Main Session
Sep 29
PQA 06 - Radiation and Cancer Biology, Health Care Access and Engagement

3156 - EHD1-Driven Radioresistance in Hepatocellular Carcinoma: Hippo Pathway Regulation and Immune Microenvironment Remodeling

05:00pm - 06:00pm PT
Hall F
Screen: 7
POSTER

Presenter(s)

Lingyun Wu, MD Headshot
Lingyun Wu, MD - Zhejiang University, Hangzhou, Zhejiang

L. Wu, K. Jiang, J. Yang, K. Ding, H. Yu, and S. Yan; Department of Radiation Oncology, the First Affiliated Hospital, Zhejiang University School of Medicine, Hangzhou, Zhejiang, China

Purpose/Objective(s): This study investigates whether EHD1, a caveolae-associated protein, promotes hepatocellular carcinoma (HCC) radioresistance by suppressing Hippo pathway activity and driving N2-type neutrophil polarization within the tumor immune microenvironment.

Materials/Methods: Radioresistant HCC cell lines (HepG2-IR, Sk-Hep-1-IR) were generated through 6-month incremental radiation exposure (2-8 Gy). RNA sequencing with four biological replicates per group identified transcriptomic changes, validated through Western blot and immunofluorescence across three independent experiments. Subcutaneous xenograft models using 10 mice per group compared tumor growth and immune infiltration between EHD1-knockdown and control cells post-radiation. Single-cell RNA sequencing analyzed 45,668 cells from irradiated versus control murine tumors. Clinical relevance was assessed using TCGA-LIHC data (n=364 patients) with Cox proportional hazards modeling and immune deconvolution algorithms (TIMER, xCell, CIBERSORT).

Results: Mechanistically, radioresistant cells exhibited 4.2-fold higher EHD1 expression versus parental lines (p<0.001), with EHD1 knockdown restoring Hippo pathway activity through increased YAP phosphorylation (2.3-fold, p=0.008) and enhancing radiation-induced DNA damage (187% ?H2AX foci increase, p=0.002).
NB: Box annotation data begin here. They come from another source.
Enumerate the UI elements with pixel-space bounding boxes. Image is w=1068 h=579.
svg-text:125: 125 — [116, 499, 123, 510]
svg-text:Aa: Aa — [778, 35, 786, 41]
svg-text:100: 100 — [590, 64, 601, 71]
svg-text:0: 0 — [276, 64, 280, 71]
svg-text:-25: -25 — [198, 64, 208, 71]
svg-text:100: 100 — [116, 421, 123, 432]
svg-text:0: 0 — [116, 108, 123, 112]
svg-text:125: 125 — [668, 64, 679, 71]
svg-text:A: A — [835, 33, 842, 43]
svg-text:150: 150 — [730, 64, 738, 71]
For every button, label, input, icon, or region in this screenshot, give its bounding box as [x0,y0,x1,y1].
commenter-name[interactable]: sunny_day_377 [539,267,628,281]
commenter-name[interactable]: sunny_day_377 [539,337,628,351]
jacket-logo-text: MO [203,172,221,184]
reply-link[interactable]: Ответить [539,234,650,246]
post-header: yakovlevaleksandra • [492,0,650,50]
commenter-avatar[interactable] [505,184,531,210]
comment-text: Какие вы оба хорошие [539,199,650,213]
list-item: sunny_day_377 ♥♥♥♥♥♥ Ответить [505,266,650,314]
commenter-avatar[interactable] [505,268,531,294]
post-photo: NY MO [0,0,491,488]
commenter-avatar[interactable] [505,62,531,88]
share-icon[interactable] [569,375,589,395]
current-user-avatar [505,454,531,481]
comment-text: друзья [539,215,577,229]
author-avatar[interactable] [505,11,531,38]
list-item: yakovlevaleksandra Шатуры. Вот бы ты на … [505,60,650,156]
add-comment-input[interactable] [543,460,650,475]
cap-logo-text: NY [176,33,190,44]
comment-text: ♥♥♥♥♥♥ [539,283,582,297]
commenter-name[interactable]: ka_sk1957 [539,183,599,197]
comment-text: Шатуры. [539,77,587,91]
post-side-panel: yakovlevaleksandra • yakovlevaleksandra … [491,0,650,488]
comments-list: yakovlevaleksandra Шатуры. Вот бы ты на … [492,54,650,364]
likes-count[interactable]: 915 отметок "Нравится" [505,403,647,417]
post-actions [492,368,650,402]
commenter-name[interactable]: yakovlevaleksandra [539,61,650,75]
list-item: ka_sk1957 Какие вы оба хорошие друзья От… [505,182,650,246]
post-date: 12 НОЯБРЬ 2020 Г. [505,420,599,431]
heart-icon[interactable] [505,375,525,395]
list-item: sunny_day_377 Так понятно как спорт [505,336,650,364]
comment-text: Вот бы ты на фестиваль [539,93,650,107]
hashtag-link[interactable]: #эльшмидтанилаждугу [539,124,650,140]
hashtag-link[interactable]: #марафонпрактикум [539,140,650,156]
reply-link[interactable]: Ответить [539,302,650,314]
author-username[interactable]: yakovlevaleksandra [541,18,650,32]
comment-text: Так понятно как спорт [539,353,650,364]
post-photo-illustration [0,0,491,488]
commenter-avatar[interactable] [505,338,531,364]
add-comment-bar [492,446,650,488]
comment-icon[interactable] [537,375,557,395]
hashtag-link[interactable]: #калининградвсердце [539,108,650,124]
Immune profiling revealed irradiated tumors had 3.1-fold more N2-polarized neutrophils (CD11b+CD206+, p=0.004), while EHD1 depletion reduced N2 polarization by 68% (p=0.01) and increased CD8+ T-cell infiltration 2.4-fold (p=0.03). Clinically, high EHD1 expression predicted worse overall survival (HR=2.14, 95%CI 1.47-3.11, p<0.001) and correlated with immunosuppressive macrophage profiles (M1:M2 ratio 0.33 vs 1.07 in low-EHD1 tumors, p=0.007).

Conclusion: EHD1 drives HCC radioresistance through coordinated Hippo pathway inhibition and N2 neutrophil-mediated immunosuppression, with preclinical models demonstrating radiosensitization upon EHD1 targeting. Clinical validation of EHD1's prognostic significance and immune-modulating role supports its potential as a therapeutic target to overcome radiation resistance in HCC.